I am using pc tech speakes , its good and durable


----------



## Allmine

Get the Z2300. I have heard them and they are amazing. I have also heard the x530, and they are good, but not as good as the Z2300. As for the LS21, I haven't heard them, but I can't imagine that they will come even close to the x530 much less the Z2300.


----------



## ComputerJesus

Logitech speakers suck, pretty much. There's way too much bass, and it's dirty, muddy bass... not the sort of stuff you want.
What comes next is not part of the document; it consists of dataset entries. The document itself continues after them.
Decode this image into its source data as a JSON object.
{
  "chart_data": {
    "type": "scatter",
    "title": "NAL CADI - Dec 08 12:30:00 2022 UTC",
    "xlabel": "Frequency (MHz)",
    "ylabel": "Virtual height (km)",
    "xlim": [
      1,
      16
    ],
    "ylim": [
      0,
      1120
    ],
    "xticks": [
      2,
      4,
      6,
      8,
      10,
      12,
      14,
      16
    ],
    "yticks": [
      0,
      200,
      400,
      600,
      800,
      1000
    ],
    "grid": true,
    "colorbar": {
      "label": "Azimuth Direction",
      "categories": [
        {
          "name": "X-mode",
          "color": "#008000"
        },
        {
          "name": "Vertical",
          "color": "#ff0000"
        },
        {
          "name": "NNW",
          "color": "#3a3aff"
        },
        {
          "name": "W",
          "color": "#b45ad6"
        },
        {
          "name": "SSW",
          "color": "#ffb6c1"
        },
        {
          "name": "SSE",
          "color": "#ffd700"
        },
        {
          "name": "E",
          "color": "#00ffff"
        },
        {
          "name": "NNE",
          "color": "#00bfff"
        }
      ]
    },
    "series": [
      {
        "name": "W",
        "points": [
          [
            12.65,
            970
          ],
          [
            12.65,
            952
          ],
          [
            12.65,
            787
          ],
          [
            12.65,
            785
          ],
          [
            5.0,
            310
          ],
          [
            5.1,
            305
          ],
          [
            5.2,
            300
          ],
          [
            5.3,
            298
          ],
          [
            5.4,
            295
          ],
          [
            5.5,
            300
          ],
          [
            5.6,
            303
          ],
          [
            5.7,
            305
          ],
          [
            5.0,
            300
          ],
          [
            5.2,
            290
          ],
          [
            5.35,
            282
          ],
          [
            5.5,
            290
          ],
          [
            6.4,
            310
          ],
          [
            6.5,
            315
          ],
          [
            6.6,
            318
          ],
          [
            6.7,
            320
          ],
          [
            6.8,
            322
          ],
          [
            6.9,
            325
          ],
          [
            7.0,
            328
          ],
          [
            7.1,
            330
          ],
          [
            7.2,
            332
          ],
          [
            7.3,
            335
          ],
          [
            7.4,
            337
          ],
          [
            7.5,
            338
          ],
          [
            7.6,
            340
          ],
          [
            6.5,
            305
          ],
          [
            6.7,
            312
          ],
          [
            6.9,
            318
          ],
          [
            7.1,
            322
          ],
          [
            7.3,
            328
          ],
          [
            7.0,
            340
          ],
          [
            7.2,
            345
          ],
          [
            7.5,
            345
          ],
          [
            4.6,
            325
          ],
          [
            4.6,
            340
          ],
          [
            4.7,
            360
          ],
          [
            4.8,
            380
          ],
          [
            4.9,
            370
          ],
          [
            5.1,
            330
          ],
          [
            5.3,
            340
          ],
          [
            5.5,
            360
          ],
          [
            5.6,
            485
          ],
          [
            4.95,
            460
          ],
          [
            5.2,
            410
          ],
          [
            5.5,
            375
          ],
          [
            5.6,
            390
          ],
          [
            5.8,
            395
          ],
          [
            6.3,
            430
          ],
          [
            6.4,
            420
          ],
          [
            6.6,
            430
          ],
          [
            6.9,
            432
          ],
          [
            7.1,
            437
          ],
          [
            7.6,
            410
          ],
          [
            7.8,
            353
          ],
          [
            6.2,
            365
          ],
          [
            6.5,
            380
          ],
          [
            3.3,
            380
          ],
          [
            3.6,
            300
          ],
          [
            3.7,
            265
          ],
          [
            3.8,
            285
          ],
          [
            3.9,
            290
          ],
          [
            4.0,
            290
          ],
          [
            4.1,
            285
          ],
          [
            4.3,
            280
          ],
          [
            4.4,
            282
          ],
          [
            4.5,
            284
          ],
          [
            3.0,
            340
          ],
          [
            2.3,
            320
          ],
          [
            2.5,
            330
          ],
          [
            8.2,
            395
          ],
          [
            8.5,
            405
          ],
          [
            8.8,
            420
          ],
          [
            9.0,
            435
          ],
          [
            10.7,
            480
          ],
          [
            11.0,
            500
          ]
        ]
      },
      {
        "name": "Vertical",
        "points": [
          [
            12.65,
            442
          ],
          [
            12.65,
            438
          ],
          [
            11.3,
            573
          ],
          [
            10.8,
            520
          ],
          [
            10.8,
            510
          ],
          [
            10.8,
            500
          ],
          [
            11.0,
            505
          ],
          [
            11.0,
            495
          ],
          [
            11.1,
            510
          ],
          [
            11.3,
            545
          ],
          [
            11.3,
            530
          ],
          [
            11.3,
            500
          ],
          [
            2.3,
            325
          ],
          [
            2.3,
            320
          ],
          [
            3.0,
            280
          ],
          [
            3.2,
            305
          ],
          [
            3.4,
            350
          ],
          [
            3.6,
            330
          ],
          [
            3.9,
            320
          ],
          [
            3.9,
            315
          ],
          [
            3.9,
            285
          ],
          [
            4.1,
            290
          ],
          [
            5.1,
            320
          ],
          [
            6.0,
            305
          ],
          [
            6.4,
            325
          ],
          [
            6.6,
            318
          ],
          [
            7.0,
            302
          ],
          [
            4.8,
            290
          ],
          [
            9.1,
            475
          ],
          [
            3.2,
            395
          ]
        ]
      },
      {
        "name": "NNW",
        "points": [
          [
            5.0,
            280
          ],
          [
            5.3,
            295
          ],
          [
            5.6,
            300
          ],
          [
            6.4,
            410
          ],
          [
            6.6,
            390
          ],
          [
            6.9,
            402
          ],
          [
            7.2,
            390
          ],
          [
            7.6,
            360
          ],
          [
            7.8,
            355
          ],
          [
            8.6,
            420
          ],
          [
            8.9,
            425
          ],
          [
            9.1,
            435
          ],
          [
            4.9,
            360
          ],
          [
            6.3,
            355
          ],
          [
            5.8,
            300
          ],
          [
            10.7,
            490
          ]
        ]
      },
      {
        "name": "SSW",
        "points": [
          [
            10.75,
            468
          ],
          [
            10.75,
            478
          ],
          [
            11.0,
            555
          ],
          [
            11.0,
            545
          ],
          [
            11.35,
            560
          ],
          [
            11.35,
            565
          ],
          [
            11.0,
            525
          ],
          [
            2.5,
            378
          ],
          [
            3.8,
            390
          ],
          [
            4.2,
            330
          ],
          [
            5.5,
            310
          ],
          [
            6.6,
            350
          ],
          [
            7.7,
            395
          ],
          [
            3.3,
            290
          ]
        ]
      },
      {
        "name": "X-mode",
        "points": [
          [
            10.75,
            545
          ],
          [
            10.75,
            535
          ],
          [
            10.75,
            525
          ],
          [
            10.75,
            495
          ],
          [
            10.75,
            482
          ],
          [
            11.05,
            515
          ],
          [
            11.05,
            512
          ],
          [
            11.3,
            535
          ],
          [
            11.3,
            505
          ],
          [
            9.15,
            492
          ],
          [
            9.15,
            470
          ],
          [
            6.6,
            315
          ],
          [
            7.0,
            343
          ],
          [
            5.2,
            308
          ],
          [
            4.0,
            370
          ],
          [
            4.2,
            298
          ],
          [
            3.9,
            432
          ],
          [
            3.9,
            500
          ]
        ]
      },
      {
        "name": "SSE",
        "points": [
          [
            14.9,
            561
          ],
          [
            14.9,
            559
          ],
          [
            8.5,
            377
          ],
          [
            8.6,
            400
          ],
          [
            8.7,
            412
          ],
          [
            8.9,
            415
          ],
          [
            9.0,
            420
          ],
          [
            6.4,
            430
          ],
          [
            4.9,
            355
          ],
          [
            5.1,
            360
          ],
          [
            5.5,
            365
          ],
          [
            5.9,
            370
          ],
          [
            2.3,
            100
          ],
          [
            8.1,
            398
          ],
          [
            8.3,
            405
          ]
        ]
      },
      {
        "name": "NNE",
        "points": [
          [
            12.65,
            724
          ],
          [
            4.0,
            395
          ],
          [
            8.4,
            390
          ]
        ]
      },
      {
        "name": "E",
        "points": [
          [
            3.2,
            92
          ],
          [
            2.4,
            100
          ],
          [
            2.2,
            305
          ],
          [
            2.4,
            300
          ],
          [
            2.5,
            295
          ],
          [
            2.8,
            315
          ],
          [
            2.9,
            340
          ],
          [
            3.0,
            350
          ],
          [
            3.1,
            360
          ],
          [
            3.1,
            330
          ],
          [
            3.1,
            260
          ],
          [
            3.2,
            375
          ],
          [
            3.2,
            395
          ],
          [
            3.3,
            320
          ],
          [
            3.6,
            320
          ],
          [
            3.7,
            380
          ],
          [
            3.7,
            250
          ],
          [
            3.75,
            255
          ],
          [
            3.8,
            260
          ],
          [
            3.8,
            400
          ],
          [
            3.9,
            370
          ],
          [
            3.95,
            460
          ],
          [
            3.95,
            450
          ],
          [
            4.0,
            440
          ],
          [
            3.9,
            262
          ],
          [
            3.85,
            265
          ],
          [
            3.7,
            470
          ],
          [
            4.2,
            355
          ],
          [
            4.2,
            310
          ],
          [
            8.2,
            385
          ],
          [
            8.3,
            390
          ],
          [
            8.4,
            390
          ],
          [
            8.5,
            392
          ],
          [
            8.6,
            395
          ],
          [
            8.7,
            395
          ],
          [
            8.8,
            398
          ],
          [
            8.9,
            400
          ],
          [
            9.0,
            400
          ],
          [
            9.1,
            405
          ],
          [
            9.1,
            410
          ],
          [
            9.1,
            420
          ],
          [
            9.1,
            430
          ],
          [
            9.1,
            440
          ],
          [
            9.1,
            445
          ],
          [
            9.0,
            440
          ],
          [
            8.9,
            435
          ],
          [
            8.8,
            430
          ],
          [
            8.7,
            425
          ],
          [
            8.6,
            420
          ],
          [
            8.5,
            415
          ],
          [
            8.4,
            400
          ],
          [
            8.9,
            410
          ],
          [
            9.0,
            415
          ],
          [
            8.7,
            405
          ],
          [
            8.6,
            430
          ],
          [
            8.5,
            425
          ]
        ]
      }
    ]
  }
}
For £150, you'd be much better getting some Behringer or Audioengine monitor speakers, it will provide much better audio quality.


----------



## ScottALot

Razer Makos? Here's a look at them, I know you don't get items from NewEgg, but just for specs: http://www.newegg.com/Product/Product.aspx?Item=N82E16836556001&Tpk=Razer Mako


----------



## ComputerJesus

ScottALot said:


> Razer Makos? Here's a look at them, I know you don't get items from NewEgg, but just for specs: http://www.newegg.com/Product/Product.aspx?Item=N82E16836556001&Tpk=Razer Mako



Don't be ridiculous.

Razer make peripherals, not speakers. They're awful.

I guess you like Skullcandy too?


----------



## ganzey

ComputerJesus said:


> *Don't be ridiculous.
> 
> Razer make peripherals, not speakers. They're awful.
> *
> I guess you like Skullcandy too?



im sure thats why they have great reveiws. and arent speakers considered a peripheral?

anyways, my neighbor has those exact same razer 2.1 setup and its pretty good. i wouldnt say they are worth $300, but they are good. 

EDIT: the z2300 looks like a pretty solid setup. i would get that if i were you


----------



## lemon07r

Get these, Altec Lansing VS2621. They are amazing!!!!!!!!!


----------